Faut-il pour autant résumer les «snuff movies» à un fantasme d’auteurs de polars et de réalisateurs de thrillers ou à une vulgaire légende urbaine propagée par les merveilleux outils de mystification modernes que sont devenus les forums de discussion sur Internet et autres blogs, encore plus efficaces que le bouche à oreille d’antan ?
Si beaucoup d’éléments plaident en faveur de cette hypothèse, notamment la quasi-absence de condamnations en justice prononcées pour des faits de cette nature, l’actualité nous a donné récemment la preuve que la question est loin d’être aussi simple.
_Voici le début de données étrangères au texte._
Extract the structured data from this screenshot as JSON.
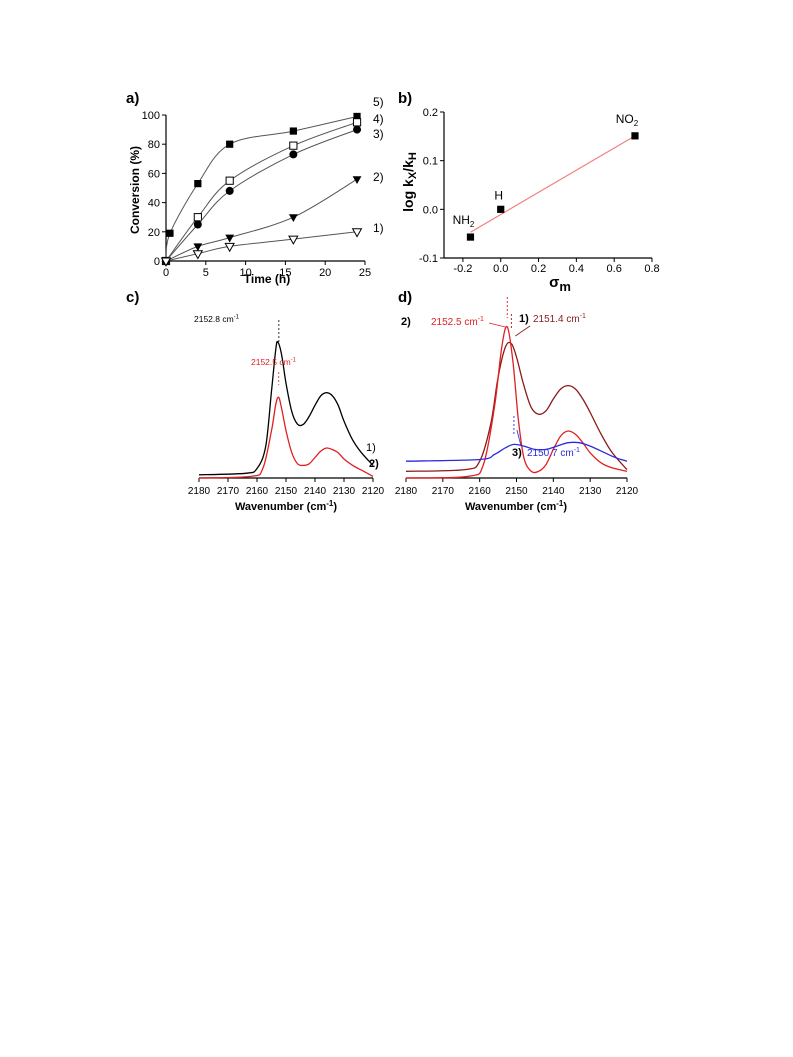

En effet, que penser du phénomène du «happy slapping», très populaire dans nos banlieues et qui a même fait l’objet d’un rapport du Sénat, ou encore de l’engouement provoqué par la diffusion sur Internet d’une vidéo pirate de la pendaison de Saddam Hussein, à l’origine d’un mini-scandale au sein de l’appareil d’état irakien ?
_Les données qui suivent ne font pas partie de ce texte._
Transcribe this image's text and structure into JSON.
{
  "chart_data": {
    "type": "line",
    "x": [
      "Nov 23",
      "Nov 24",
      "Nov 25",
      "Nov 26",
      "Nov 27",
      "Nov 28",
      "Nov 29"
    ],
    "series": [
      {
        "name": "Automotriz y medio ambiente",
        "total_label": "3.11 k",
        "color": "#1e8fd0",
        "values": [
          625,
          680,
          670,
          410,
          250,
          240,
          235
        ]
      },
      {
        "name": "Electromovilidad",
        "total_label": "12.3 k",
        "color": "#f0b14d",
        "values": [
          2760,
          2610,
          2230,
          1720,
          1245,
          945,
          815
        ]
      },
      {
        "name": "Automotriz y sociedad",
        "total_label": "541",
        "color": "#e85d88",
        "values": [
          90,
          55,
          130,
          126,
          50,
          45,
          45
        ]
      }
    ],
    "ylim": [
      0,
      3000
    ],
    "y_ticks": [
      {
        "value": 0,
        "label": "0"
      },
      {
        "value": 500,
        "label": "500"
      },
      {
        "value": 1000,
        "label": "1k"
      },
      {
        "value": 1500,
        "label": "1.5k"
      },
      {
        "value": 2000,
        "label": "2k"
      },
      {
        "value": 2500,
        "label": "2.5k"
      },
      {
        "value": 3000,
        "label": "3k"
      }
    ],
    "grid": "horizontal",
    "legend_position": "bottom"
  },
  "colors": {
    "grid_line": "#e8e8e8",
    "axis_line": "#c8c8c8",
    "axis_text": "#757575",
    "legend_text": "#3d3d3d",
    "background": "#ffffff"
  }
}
La logique n’est-elle pas la même que pour les «snuff movies», ces vidéos étant diffusées gratuitement sur l’Internet afin de satisfaire le voyeurisme malsain de tout un chacun, alors que les légendes affirment encore que certains se vendent pour plus de 10.000 euros !
Le cinéma et la littérature auraient-ils joué un rôle de visionnaire en ce domaine, imaginant un phénomène qui allait prendre forme par la suite ?
Genèse d’une rumeur
Fait peu surprenant, l’expression «snuff» est née dans les seventies en pleine révolution des moeurs, à une époque où il était de bon de ton d’enfreindre les interdits moraux et sexuels.
Le terme fait son apparition pour la première fois en 1971 dans un ouvrage de l’écrivain et activiste américain né en 1939, Ed Sanders, traitant de l’affaire Manson.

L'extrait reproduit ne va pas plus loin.